Podury hopes that focusing on both neural and social networks can lead toward a more comprehensive, and compassionate, approach to health and disease.
Ashwin Sah ’20
Ashwin Sah ’20 was born and raised in Portland, Oregon, the son of Indian immigrants. He developed a passion for mathematics research as an undergraduate at MIT, where he conducted research under Professor Yufei Zhao, as well as at the Duluth and Emory REU (Research Experience for Undergraduates) programs.
Sah has given talks on his work at multiple professional venues. His undergraduate research in varied areas of combinatorics and discrete mathematics culminated in the Barry Goldwater Scholarship and the Frank and Brennie Morgan Prize for Outstanding Research in Mathematics by an Undergraduate Student. Additionally, his work on diagonal Ramsey numbers was recently featured in Quanta Magazine.

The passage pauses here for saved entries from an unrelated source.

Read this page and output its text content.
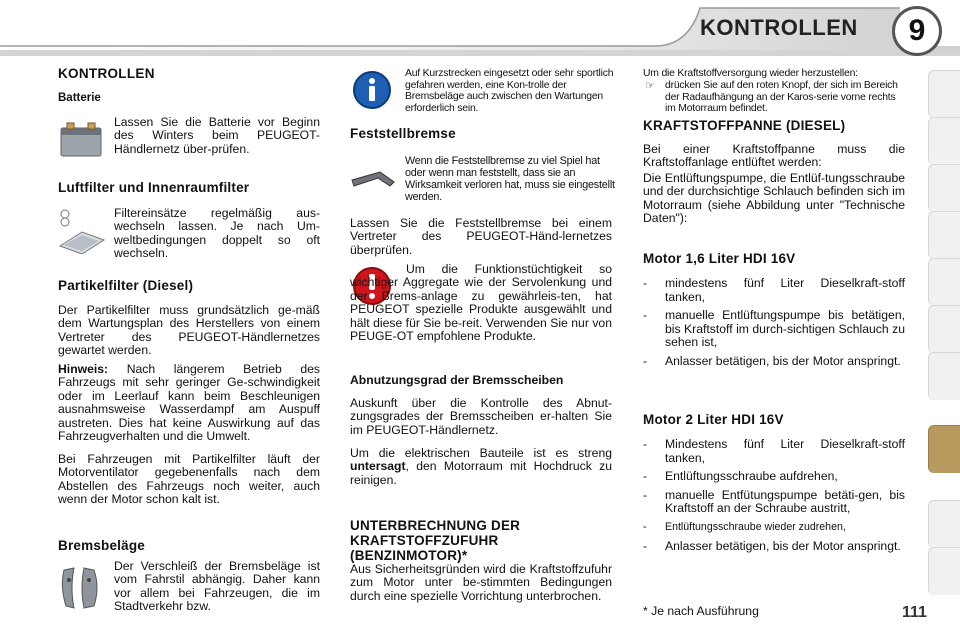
KONTROLLEN	9
KONTROLLEN
Batterie

Lassen Sie die Batterie vor Beginn des Winters beim PEUGEOT-Händlernetz über-prüfen.

Luftfilter und Innenraumfilter

Filtereinsätze regelmäßig aus-wechseln lassen. Je nach Um-weltbedingungen doppelt so oft wechseln.

Partikelfilter (Diesel)

Der Partikelfilter muss grundsätzlich ge-mäß dem Wartungsplan des Herstellers von einem Vertreter des PEUGEOT-Händlernetzes gewartet werden.

Hinweis: Nach längerem Betrieb des Fahrzeugs mit sehr geringer Ge-schwindigkeit oder im Leerlauf kann beim Beschleunigen ausnahmsweise Wasserdampf am Auspuff austreten. Dies hat keine Auswirkung auf das Fahrzeugverhalten und die Umwelt.

Bei Fahrzeugen mit Partikelfilter läuft der Motorventilator gegebenenfalls nach dem Abstellen des Fahrzeugs noch weiter, auch wenn der Motor schon kalt ist.

Bremsbeläge

Der Verschleiß der Bremsbeläge ist vom Fahrstil abhängig. Daher kann vor allem bei Fahrzeugen, die im Stadtverkehr bzw.

Auf Kurzstrecken eingesetzt oder sehr sportlich gefahren werden, eine Kon-trolle der Bremsbeläge auch zwischen den Wartungen erforderlich sein.

Feststellbremse

Wenn die Feststellbremse zu viel Spiel hat oder wenn man feststellt, dass sie an Wirksamkeit verloren hat, muss sie eingestellt werden.

Lassen Sie die Feststellbremse bei einem Vertreter des PEUGEOT-Händ-lernetzes überprüfen.

Um die Funktionstüchtigkeit so wichtiger Aggregate wie der Servolenkung und der Brems-anlage zu gewährleis-ten, hat PEUGEOT spezielle Produkte ausgewählt und hält diese für Sie be-reit. Verwenden Sie nur von PEUGE-OT empfohlene Produkte.

Abnutzungsgrad der Bremsscheiben

Auskunft über die Kontrolle des Abnut-zungsgrades der Bremsscheiben er-halten Sie im PEUGEOT-Händlernetz.

Um die elektrischen Bauteile ist es streng untersagt, den Motorraum mit Hochdruck zu reinigen.

UNTERBRECHNUNG DER KRAFTSTOFFZUFUHR (BENZINMOTOR)*

Aus Sicherheitsgründen wird die Kraftstoffzufuhr zum Motor unter be-stimmten Bedingungen durch eine spezielle Vorrichtung unterbrochen.

Um die Kraftstoffversorgung wieder herzustellen:

☞ drücken Sie auf den roten Knopf, der sich im Bereich der Radaufhängung an der Karos-serie vorne rechts im Motorraum befindet.

KRAFTSTOFFPANNE (DIESEL)

Bei einer Kraftstoffpanne muss die Kraftstoffanlage entlüftet werden:

Die Entlüftungspumpe, die Entlüf-tungsschraube und der durchsichtige Schlauch befinden sich im Motorraum (siehe Abbildung unter "Technische Daten"):

Motor 1,6 Liter HDI 16V
- mindestens fünf Liter Dieselkraft-stoff tanken,
- manuelle Entlüftungspumpe bis betätigen, bis Kraftstoff im durch-sichtigen Schlauch zu sehen ist,
- Anlasser betätigen, bis der Motor anspringt.
Motor 2 Liter HDI 16V
- Mindestens fünf Liter Dieselkraft-stoff tanken,
- Entlüftungsschraube aufdrehen,
- manuelle Entfütungspumpe betäti-gen, bis Kraftstoff an der Schraube austritt,
- Entlüftungsschraube wieder zudrehen,
- Anlasser betätigen, bis der Motor anspringt.
* Je nach Ausführung	111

Beyond research, Sah has pursued opportunities to give back to the math community, helping to organize or grade competitions such as the Harvard-MIT Mathematics Tournament and the USA Mathematical Olympiad. He has also been a grader at the Mathematical Olympiad Program, a camp for talented high-school students in the United States, and an instructor for the Monsoon Math Camp, a virtual program aimed at teaching higher mathematics to high school students in India.
Sah is currently a PhD student in mathematics at MIT, where he continues to work with Zhao.
Enrique Toloza was born in Los Angeles, California, the child of two immigrants: one from Colombia who came to the United States for a PhD and the other from the Philippines who grew up in California and went on to medical school. Their literal marriage of science and medicine inspired Toloza to become a physician-scientist.
Toloza majored in physics and Spanish literature at the University of North Carolina at Chapel Hill. He eventually settled on an interest in theoretical neuroscience after a summer research internship at MIT and completing an honors thesis on noninvasive brain stimulation.
After college, Toloza joined Professor Mark Harnett’s laboratory at MIT for a year. He went on to enroll in the Harvard-MIT MD/PhD program, studying within the Health Sciences and Technology MD curriculum at Harvard and the PhD program at MIT. For his PhD, Toloza rejoined Harnett to conduct research on the biophysics of dendritic integration and the contribution of dendrites to cortical computations in the brain.
Toloza is passionate about expanding health care access to immigrant populations. In college, he led the interpreting team at the University of North Carolina at Chapel Hill’s student-run health clinic; at Harvard Medical School, he has worked with Spanish-speaking patients as a student clinician.